O escritor Nelson Rodrigues diagnosticou uma das doenças mais crônicas da alma brasileira, o “Complexo de Vira-Lata”, aquela sensação de inferioridade que nos faz acreditar que tudo o que é estrangeiro é inerentemente superior. O filme “Bacurau” (2019), de Kleber Mendonça Filho e Juliano Dornelles, é um coquetel molotov cinematográfico jogado diretamente sobre essa ferida. A obra não propõe uma reflexão pacífica sobre nossa identidade. Ela oferece um tratamento de choque, uma cura brutal e catártica para esse mal, uma cura administrada não com discursos, mas com balas.
O filme primeiro nos apresenta um diagnóstico preciso da doença. Os vilões são um grupo de caçadores estrangeiros, na maioria americanos, que veem o sertão brasileiro como um playground exótico para seu safári humano. Para eles os moradores de Bacurau não são pessoas, são alvos, uma forma de vida inferior que pode ser eliminada por esporte.
Essa é a mentalidade colonialista em sua forma mais pura.
Pior ainda são os dois colaboradores brasileiros, vindos do sudeste, que guiam os gringos. Eles são a personificação do Complexo de Vira-Lata, indivíduos que desprezam suas próprias raízes, imitam o estrangeiro e sentem prazer em participar do massacre de seus compatriotas para se sentirem parte do mundo “superior”. O filme os trata com um desprezo ainda maior do que aos próprios assassinos.
Em oposição direta a essa doença, nós temos o antídoto: a própria comunidade de Bacurau.
A cidade é um microcosmo de um Brasil que se recusa a ser submisso. Seus moradores celebram sua própria cultura, honram sua história de resistência em um museu que é também um arsenal e vivem com um senso de solidariedade e autonomia feroz. Bacurau foi literalmente apagada do mapa pelo político corrupto que a vendeu aos estrangeiros, mas a cidade se recusa a ser invisível. Essa identidade forte e orgulhosa é a base para a resistência que está por vir.

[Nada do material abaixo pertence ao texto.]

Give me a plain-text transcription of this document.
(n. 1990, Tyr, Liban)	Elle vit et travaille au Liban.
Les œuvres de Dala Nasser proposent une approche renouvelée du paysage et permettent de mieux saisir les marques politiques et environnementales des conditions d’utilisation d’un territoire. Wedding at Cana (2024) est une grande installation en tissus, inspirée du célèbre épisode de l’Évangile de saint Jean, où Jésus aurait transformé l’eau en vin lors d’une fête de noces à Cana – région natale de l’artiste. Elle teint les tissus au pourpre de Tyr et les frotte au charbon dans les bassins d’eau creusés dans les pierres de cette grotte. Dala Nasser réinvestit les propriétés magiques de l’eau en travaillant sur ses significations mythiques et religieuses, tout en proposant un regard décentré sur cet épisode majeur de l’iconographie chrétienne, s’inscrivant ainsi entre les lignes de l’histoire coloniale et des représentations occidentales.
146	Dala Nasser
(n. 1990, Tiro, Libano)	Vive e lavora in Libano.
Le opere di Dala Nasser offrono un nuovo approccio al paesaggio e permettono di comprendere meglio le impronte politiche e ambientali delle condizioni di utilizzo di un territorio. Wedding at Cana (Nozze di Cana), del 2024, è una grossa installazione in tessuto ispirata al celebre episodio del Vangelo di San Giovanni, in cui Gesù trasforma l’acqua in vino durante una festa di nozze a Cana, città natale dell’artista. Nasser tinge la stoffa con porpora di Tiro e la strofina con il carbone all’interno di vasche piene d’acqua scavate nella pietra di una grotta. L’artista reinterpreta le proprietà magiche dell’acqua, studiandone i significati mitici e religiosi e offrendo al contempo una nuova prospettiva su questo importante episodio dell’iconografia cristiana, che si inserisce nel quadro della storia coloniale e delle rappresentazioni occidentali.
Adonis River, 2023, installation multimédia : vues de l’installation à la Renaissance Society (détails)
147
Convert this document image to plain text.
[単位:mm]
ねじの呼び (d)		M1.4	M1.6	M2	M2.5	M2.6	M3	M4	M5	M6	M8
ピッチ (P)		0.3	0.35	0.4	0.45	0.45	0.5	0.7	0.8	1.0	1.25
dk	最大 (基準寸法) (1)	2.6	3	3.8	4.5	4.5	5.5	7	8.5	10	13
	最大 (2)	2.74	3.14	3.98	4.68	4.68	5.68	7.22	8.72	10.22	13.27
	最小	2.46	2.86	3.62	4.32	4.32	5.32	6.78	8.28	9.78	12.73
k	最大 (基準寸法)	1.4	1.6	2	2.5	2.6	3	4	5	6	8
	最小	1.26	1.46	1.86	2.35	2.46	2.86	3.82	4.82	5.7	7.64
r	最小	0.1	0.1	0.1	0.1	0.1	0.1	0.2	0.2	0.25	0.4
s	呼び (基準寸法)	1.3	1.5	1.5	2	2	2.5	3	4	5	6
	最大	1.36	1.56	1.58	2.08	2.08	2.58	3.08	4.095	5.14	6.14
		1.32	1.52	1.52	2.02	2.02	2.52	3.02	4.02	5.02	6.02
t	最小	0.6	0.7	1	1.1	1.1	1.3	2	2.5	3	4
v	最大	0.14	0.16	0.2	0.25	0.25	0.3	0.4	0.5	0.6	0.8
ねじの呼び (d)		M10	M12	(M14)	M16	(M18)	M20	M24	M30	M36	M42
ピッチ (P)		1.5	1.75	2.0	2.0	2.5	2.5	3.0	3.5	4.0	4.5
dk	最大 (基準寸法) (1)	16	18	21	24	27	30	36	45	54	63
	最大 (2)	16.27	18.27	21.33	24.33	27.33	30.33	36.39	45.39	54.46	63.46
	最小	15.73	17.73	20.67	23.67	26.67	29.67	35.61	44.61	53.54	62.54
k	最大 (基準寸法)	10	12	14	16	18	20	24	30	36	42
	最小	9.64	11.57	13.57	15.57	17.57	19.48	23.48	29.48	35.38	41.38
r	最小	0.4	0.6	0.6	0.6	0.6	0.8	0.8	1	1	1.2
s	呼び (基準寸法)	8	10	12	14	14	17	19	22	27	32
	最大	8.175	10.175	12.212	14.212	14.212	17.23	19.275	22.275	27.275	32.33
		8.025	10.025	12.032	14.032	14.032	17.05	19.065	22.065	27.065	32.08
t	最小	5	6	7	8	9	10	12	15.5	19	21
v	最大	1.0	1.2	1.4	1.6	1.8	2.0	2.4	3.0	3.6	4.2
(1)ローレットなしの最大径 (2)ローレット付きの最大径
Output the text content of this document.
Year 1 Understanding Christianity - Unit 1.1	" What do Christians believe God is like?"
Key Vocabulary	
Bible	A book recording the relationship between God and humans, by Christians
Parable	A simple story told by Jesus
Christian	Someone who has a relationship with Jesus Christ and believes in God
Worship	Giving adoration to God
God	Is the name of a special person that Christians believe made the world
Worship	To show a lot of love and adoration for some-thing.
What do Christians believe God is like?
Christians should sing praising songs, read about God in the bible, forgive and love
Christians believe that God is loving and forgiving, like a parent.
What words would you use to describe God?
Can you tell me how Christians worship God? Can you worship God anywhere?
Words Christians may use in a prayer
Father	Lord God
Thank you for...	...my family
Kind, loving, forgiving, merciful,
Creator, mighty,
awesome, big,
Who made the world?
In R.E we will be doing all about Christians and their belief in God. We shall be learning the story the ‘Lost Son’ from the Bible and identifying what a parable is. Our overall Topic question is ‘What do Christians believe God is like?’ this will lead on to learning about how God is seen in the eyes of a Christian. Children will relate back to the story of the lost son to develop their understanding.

Quando o ataque começa, a terapia de choque tem início. O povo de Bacurau não reage com medo ou súplica. Eles se organizam, unem forças com figuras antes marginalizadas como o fora da lei Lunga e respondem com uma violência calculada, inteligente e ainda mais selvagem que a de seus agressores. A violência em “Bacurau” é um ato político, uma declaração de soberania. Cada tiro disparado pelos moradores é um grito que diz “nós não somos suas vítimas”, “nós não somos inferiores” e “esta terra tem dono”. A caça se inverte de forma espetacular, e a cura do complexo de vira-lata começa com a recusa visceral do papel de presa.
O filme sugere que a cura completa exige um expurgo. O destino dos caçadores estrangeiros é uma vingança anticolonial direta. Mas a execução dos traidores brasileiros é tratada como um ato ainda mais significativo. É a remoção cirúrgica e violenta do “vira-lata” de dentro do corpo nacional, a ideia de que a subserviência interna precisa ser eliminada para que a nação possa lutar contra o inimigo externo.
“Bacurau” é, portanto, uma alegoria poderosa sobre o Brasil. Ele identifica o Complexo de Vira-Lata no desprezo com que o mundo nos vê e na servidão com que parte de nós aceita esse olhar. E então, ele propõe uma cura a bala. Uma cura que é uma metáfora para um despertar nacional, para uma afirmação agressiva de identidade e para a retomada da própria agência.
É a fantasia de um Brasil que se cansa de ser o quintal do mundo e que, com as próprias mãos, decide que não é um vira-lata, mas um pássaro bravo que sabe muito bem como se defender.